Tree bucket optimization
When the size of a bucket exceeds 8 elements, the separate chain is automatically converted from a linked list to a red-black tree.

Explain the impact of tree bucket optimization assuming an even distribution of elements across the underlying array. Does the tree bucket optimization help, hurt, or not affect the asymptotic analysis given our assumptions?

Random testing

Write a random test in MinPQTests that simulates a large-scale version of the ReportAnalyzer. Read the data/wcag.tsv file and use randomness to sample WCAG tags until about 10000 tags have been counted by the reference and testing implementations. Then, remove all the tags from both implementations and check that the remove orders are consistent. Use the provided randomIntegersRandomPriorities method and the ReportAnalyzer that you implemented earlier to aid in writing your random test with WCAG tags. Your random test will likely be simpler than the sample randomIntegersRandomPriorities method.
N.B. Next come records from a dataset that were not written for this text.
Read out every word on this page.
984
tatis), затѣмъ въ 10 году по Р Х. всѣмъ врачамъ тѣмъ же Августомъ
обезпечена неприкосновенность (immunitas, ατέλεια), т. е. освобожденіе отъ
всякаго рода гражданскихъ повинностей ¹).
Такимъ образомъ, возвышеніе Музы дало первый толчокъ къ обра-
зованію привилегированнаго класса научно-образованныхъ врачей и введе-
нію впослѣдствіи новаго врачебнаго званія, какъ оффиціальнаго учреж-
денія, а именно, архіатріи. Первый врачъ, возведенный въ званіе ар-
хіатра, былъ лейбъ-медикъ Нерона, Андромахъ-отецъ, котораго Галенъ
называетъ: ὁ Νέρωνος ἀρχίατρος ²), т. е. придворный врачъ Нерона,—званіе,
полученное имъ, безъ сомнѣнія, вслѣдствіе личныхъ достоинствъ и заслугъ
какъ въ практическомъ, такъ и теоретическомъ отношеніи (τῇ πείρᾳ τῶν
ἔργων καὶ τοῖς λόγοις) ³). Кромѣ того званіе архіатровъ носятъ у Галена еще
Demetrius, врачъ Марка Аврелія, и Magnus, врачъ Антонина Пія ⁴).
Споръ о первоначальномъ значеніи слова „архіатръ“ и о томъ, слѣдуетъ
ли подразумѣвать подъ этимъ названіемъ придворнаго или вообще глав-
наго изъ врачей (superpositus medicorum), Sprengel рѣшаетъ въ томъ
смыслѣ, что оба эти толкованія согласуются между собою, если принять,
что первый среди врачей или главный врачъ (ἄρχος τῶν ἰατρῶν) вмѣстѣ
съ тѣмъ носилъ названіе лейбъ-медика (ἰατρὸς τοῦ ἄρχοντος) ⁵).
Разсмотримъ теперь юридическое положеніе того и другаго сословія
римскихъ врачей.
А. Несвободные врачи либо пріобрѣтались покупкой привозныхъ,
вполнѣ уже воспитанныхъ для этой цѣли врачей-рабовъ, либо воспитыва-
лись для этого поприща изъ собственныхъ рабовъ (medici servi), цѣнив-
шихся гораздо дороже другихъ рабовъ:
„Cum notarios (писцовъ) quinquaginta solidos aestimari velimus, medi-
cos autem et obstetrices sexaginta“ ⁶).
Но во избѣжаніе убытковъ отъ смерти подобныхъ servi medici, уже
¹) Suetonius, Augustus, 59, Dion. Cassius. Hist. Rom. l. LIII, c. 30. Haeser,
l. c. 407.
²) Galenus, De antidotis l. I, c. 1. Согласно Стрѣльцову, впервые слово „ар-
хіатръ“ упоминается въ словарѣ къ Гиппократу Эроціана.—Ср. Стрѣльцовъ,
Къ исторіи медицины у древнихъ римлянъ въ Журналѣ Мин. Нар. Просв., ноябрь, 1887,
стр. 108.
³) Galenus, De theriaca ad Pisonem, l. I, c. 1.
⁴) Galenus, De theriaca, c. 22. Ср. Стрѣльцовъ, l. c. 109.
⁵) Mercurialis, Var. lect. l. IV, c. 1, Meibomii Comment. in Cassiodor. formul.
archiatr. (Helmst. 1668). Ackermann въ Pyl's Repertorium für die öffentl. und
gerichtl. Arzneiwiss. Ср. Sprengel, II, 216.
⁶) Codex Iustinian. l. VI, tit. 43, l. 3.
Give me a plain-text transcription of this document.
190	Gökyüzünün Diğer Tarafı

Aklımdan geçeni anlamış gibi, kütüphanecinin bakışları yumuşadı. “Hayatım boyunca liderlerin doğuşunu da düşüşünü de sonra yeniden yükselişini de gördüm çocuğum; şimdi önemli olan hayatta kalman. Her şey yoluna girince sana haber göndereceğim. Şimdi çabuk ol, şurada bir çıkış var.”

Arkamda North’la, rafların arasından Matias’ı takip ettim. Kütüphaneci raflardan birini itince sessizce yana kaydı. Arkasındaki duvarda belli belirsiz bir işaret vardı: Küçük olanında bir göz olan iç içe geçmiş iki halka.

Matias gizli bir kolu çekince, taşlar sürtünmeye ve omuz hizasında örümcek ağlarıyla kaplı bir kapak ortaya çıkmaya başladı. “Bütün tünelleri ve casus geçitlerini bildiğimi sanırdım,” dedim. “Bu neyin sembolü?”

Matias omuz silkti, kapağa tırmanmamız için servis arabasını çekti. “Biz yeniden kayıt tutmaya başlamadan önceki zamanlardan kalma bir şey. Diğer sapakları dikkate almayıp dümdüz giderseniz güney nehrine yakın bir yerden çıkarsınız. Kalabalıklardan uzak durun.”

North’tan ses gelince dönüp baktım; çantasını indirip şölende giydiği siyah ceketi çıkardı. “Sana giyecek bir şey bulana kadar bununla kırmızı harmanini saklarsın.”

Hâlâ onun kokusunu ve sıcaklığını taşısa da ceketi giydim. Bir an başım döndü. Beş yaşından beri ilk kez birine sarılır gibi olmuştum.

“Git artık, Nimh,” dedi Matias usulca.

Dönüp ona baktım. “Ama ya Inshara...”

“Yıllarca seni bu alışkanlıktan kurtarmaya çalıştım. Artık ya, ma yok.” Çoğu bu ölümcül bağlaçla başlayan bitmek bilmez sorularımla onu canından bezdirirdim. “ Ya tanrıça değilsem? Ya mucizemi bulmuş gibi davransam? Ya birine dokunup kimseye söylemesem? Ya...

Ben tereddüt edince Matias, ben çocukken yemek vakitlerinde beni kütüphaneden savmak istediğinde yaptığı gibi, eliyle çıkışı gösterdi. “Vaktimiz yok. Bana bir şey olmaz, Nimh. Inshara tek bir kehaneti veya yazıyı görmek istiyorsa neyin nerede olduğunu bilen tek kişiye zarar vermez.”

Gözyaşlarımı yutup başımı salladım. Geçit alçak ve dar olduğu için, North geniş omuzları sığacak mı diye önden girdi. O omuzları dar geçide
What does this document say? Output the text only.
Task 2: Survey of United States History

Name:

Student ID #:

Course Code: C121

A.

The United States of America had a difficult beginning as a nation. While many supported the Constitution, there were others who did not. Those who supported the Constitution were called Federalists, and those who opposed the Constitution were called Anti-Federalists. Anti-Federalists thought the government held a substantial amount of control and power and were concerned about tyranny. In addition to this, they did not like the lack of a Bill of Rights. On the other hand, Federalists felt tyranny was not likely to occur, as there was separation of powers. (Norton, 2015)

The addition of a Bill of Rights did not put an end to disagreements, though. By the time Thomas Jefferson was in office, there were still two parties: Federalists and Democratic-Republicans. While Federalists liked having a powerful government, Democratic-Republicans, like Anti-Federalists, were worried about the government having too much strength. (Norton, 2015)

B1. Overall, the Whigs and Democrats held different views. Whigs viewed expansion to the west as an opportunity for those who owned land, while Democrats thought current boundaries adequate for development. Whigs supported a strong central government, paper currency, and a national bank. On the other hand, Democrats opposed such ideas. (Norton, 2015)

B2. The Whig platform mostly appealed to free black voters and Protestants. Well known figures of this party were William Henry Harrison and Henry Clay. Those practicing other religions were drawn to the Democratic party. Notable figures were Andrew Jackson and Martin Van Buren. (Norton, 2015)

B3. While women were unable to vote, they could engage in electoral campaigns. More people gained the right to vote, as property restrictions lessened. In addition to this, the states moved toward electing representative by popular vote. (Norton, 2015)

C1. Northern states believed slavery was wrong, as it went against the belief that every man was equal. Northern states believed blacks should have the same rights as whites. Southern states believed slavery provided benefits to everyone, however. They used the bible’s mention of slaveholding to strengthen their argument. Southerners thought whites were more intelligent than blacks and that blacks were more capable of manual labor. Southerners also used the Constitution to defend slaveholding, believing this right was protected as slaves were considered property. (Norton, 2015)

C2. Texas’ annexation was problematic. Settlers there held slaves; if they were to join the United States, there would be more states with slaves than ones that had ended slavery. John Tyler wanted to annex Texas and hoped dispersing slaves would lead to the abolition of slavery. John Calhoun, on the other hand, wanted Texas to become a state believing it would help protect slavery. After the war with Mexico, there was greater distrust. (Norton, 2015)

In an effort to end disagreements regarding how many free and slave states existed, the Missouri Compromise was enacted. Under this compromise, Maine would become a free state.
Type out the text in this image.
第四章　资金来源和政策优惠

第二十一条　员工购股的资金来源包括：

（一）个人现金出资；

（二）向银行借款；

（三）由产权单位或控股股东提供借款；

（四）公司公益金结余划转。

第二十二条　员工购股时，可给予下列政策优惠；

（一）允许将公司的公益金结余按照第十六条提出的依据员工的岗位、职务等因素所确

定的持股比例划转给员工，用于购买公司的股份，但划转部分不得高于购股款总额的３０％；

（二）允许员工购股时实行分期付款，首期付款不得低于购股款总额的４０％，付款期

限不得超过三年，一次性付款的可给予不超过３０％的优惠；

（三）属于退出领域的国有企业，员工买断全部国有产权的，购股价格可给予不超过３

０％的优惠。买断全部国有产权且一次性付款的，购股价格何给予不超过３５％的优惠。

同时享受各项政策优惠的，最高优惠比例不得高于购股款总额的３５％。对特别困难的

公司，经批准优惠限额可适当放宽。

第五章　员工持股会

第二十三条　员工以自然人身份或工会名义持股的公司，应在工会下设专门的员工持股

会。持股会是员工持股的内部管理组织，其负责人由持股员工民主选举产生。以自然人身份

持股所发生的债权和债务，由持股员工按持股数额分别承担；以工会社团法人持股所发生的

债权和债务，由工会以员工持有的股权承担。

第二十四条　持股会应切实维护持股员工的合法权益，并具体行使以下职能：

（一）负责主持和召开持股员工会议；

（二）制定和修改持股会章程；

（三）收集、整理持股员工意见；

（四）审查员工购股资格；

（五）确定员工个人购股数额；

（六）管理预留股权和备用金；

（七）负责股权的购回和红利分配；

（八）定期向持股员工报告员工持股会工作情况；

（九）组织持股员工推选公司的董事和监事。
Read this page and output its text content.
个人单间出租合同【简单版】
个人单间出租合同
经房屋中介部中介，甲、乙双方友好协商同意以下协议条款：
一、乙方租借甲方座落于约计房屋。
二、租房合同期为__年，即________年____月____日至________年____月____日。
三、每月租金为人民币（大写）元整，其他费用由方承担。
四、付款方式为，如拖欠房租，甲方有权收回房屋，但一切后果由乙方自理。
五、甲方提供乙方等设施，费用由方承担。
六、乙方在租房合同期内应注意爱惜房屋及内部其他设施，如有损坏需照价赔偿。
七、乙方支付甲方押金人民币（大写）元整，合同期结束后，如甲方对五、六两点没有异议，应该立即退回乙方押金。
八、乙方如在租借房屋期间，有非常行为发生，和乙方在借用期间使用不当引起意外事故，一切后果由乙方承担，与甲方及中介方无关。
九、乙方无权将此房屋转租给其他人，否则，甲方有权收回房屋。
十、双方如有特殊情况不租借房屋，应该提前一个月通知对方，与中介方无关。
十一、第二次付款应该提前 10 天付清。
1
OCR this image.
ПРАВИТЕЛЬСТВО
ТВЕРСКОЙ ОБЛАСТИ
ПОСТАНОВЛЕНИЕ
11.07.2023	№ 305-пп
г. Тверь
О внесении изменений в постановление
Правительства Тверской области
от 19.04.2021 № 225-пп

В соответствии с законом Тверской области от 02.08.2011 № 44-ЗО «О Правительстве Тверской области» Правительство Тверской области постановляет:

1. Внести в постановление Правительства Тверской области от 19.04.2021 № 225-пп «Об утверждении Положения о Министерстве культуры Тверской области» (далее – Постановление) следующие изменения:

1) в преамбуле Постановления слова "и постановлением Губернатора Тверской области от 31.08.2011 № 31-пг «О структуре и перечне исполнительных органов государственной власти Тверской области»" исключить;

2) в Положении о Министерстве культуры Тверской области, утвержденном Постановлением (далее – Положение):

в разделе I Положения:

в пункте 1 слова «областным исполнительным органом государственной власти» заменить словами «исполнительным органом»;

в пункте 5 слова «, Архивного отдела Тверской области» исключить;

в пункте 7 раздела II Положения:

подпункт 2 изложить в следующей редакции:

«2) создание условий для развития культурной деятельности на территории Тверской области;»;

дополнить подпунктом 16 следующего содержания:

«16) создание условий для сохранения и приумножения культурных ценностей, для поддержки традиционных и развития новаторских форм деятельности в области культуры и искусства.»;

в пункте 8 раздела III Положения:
Explain how your tests account for the possibility of ties in the remove order since multiple tags can share the same count.

After you have a functioning random test, modify it to better simulate our data/reports sample by upweighting the occurrence of the top 3 most commonly-reported tags. The top 3 tags may be hard-coded into your test, but be sure that your approach is sufficiently general: it should be easy to change the code to upweight the top 5 or top 10 most commonly-reported tags by changing the values in a data structure without making extensive changes to the rest of the test.

Explain how you upweighted the occurrence of the top 3 most commonly-reported tags.